Une construction en archipel
C’est cette figure qui vient en tête à celui qui arpente le livre de Bruno Tackels. Un livre où chaque chapitre, tels des îlots reliés les uns aux autres par des courants tumultueux et des paysages inattendus, se regarde comme le lieu d’un dépôt de remarques essentielles et d’un stock de pensées à disposition, en provisions, en réserves. De Scandale, de Colère, de Voyage, de Bobo, de Sourire, de Désir et Eros, de tropisme du cinéma, etc… qui composent un horizon fluide aux lignes de crêtes certaines, on aurait beaucoup à dire. On préférera dire qu’on y apprend beaucoup sur un théâtre dont les représentants demeurent toujours fragiles. Certainement parce que la primauté des textes (et il en est de magnifiques, d’indépassables et d’essentiels avoue Tackels) se fait toujours au détriment du « trésor qu’est la rue ». Cette même rue qui règle les entrées et les sorties des acteurs chez Delbono comme le rappelle Tackels. Cette rue qui n’est pas étrangère à l’œuvre picturale, plastique et théâtrale de Delbono.

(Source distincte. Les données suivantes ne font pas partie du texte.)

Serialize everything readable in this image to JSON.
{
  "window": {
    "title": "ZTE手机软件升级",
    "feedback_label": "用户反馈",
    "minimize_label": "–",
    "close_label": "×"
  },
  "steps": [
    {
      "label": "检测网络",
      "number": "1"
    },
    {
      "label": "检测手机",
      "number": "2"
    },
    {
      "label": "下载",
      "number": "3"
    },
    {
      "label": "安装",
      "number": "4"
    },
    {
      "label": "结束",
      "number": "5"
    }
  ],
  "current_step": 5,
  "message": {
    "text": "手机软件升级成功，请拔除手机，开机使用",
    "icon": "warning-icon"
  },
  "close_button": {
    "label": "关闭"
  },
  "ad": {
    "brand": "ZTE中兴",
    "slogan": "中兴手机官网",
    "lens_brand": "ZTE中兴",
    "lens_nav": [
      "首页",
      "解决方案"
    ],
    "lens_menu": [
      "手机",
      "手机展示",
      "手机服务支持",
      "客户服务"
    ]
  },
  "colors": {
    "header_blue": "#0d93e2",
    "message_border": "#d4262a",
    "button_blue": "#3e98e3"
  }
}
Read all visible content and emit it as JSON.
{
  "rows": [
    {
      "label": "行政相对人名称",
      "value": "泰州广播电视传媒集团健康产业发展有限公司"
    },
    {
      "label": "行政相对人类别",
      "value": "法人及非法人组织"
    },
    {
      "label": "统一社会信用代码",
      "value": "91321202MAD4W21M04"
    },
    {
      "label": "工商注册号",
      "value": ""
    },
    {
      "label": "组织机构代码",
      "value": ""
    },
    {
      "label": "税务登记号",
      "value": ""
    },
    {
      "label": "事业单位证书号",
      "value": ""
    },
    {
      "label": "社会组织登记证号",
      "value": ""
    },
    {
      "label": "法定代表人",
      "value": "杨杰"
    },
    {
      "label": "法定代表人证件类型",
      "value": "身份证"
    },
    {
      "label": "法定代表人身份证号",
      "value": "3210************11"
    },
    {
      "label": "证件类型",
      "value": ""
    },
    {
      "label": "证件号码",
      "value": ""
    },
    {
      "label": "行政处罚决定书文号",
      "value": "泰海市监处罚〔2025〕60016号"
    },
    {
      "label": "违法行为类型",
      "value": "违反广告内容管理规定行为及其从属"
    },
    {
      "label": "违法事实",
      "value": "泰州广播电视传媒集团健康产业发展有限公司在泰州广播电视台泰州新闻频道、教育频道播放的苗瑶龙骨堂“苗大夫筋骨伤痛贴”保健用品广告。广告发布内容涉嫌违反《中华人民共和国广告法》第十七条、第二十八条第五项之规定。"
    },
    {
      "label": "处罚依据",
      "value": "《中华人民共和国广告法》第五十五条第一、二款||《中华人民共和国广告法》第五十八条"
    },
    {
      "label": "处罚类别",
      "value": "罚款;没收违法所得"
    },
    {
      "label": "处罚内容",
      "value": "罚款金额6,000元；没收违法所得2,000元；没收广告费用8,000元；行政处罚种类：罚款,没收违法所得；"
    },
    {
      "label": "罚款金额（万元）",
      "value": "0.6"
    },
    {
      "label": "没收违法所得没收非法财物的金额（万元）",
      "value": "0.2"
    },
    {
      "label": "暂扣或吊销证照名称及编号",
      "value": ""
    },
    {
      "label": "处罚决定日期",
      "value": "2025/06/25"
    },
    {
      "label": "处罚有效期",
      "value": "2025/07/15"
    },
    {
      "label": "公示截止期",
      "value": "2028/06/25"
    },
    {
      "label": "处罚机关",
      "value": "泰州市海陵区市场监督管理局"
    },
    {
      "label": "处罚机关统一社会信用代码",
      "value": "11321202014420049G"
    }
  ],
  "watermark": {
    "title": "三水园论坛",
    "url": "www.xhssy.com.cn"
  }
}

Ce lieu incertain, espace de passages, terrain de « l’impossible désobéissance », territoire du « cri qui se met à pleurer »… Tackels l’aura distingué. Non qu’il y fasse référence en pensant au Théâtre de rue qui est une pratique à part entière. La rue ici est davantage un lieu philosophique, une porte ouverte sur la rêverie et l’imaginaire, un liant entre les espaces qu’investit le livre. C’est tout à la fois, le couloir qui mène à l’intimité, le déambulatoire où se forme le carnaval, l’espace public, le chemin vers le théâtre, l’observatoire des comportements, la voie des solitudes en marche… Et il n’est pas anodin qu’un des films que regarde régulièrement Delbono soit Les Lumières de la ville. Pas anodin que Bruno Tackels voit dans la manière que Delbono a de conduire son travail un geste « forain ».
Et cela dit, c’est aussi parce qu’il est le lecteur attentif de Benjamin, peut-être, que la rue : ce passage, vient innerver son livre. Aussi, quand il compare les acteurs de Delbono à des allégories qui se forment sur le plateau, qui font traces sur le plateau, on ne peut que le suivre et se souvenir du Livre des passages. Livre qui se lit, lui aussi, comme une allégorie de la modernité.
Du livre de Bruno Tackels, on sait alors que le choix qui l’a conduit à privilégier le fragment, le montage de fragments, le collage d’impressions… se trouve faire écho à la dimension moderne de nos sociétés.